Of the 22,752 pediatric patients with TSI, 192 (0.8%) experienced VTE during initial hospitalization. Proportionally, more patients in the VTE group (77%) than in the non-VTE group (68%) presented following a motor vehicle accident. Patients developing VTE had greater odds of presenting with moderate (adjusted odds ratio [aOR] 2.6, 95% confidence interval [CI] 1.4–4.8) or severe Glasgow Coma Scale scores (aOR 4.3, 95% CI 3.0–6.1), epidural hematoma (aOR 2.8, 95% CI 1.4–5.7), and concomitant abdominal (aOR 2.4, 95% CI 1.8–3.3) and/or lower extremity (aOR 1.5, 95% CI 1.1–2.0) injuries. They also had greater odds of being obese (aOR 2.9, 95% CI 1.6–5.5). Neither cervical, thoracic, nor lumbar spine injuries were significantly associated with VTE. However, involvement of more than one spinal level was predictive of VTE (aOR 1.3, 95% CI 1.0–1.7). Spinal cord injury at any level was also significantly associated with developing VTE (aOR 2.5, 95% CI 1.8–3.5). Patients with VTE stayed in the hospital an adjusted average of 19 days longer than non-VTE patients. They also had greater odds of discharge to a rehabilitative facility or home with rehabilitative services (aOR 2.6, 95% CI 1.8–3.6).

CONCLUSIONS

VTE occurs in a low percentage of hospitalized pediatric patients with TSI. Injury severity is broadly associated with increased odds of developing VTE; specific risk factors include concomitant injuries such as cranial epidural hematoma, spinal cord injury, and lower extremity injury.

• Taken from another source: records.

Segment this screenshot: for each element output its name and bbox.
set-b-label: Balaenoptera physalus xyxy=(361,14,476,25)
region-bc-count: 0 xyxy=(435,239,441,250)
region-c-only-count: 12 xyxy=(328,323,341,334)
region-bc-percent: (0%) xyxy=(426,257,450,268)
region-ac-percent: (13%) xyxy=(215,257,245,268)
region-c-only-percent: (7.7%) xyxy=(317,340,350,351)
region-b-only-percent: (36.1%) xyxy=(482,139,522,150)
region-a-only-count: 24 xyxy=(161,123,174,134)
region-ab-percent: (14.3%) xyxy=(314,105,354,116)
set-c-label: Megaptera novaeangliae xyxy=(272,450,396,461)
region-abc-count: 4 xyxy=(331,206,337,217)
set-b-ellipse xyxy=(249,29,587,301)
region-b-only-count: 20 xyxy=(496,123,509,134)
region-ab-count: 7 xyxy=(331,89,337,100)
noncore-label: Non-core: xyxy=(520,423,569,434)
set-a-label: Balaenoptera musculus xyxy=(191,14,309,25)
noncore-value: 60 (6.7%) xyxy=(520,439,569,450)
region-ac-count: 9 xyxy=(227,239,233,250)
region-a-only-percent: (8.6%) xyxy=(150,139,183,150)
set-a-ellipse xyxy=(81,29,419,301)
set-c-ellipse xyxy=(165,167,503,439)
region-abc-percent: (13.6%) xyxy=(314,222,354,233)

Patients with VTE also require hospital-based and rehabilitative care at greater rates than other patients with TSI.

ABBREVIATIONS

aOR = adjusted odds ratio; CI = confidence interval; DVT = deep venous thrombosis; GCS = Glasgow Coma Scale; ICU = intensive care unit; IQR = interquartile range; MOI = mechanism of injury; NTDB = National Trauma Data Bank; TSI = traumatic spinal injury; VTE = venous thromboembolism.